1990 Market Reform Act Spearheaded by Markey Gave SEC Regulatory Powers It Now Needs to Use
WASHINGTON, D.C. – Representative Edward J. Markey (D-Mass.), a senior member of the House Energy and Commerce Committee today released a letter he sent to SEC Chairman Mary Schapiro urging her to harmonize the circuit breakers on our nation’s security exchanges in order to limit the potential for computerized trading to artificially increase market volatility. The lawmaker’s letter comes in the wake of last Thursday’s volatile trading session on Wall Street in which the Dow Jones Industrial Average dropped by nearly 1,000 points before making up much of those losses later in the day.
“As we saw last Thursday, markets can free fall in a matter of minutes due to computerized trading, without any safeguards on place to break the fall,” said Markey. “I urge the SEC to use all of its available authority to harmonize the circuit breakers on our nation’s security exchanges to prevent these types of precipitous drops from happening in the future.”
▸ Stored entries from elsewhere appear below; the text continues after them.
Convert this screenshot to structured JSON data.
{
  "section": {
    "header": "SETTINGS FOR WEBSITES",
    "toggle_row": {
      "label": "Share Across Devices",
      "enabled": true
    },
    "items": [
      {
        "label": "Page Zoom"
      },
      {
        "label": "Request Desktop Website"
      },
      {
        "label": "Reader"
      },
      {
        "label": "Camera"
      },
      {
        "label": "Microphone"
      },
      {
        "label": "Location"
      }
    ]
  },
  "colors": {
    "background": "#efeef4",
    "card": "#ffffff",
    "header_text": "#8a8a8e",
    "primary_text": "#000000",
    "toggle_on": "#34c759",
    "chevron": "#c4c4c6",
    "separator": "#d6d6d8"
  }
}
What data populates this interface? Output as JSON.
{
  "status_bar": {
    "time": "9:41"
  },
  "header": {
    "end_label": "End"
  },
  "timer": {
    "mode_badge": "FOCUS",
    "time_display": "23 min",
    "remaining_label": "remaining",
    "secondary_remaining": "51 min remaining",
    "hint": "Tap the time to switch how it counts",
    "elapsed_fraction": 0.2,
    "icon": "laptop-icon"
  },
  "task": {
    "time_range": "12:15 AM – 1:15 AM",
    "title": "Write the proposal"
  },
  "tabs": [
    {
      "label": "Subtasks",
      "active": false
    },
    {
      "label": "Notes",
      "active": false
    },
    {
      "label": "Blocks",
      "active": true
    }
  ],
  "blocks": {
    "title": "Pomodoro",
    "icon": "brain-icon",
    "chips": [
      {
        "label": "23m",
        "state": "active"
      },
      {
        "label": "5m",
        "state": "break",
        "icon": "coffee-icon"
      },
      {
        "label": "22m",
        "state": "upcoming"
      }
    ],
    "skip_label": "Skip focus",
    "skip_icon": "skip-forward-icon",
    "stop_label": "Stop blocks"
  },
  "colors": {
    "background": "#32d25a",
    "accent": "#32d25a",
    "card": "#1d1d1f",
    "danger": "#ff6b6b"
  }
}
In 1990, when Rep. Markey was the chairman of the Subcommittee on Telecommunications and Finance, he was the principal author of H.R. 3657, the Market Reform Act of 1990, a bill which President George H.W. Bush signed into law on October 16, 1990 (see Public Law 101-432). The Market Reform Act included specific authority for the SEC to "prohibit or constrain, during periods of extraordinary market volatility, any trading practice...that the Commission determines (A) has previously contributed significantly to extraordinary levels of volatility that have threatened the maintenance of fair and orderly markets; and (B) is reasonably certain to engender such levels of volatility if not prohibited or constrained."
Almost two years ago, Rep. Markey wrote to then SEC Chairman Christopher Cox, asking him to take certain actions to strengthen stock market circuit breakers in response to the volatility that was affecting our nation’s equity marketplace at the time. Chairman Cox never responded.
In addition, Markey noted in his letter to Chairman Schapiro that another provision of the Market Reform Act which has still not been implemented, gave the SEC the power to require all large traders to report to the Commission information about trades—something which would better enable the SEC staff to reconstruct trading and monitor disruptions in the market such as that which occurred last week. Markey urged the SEC to quickly move forward to adopt a strong large trader reporting rule.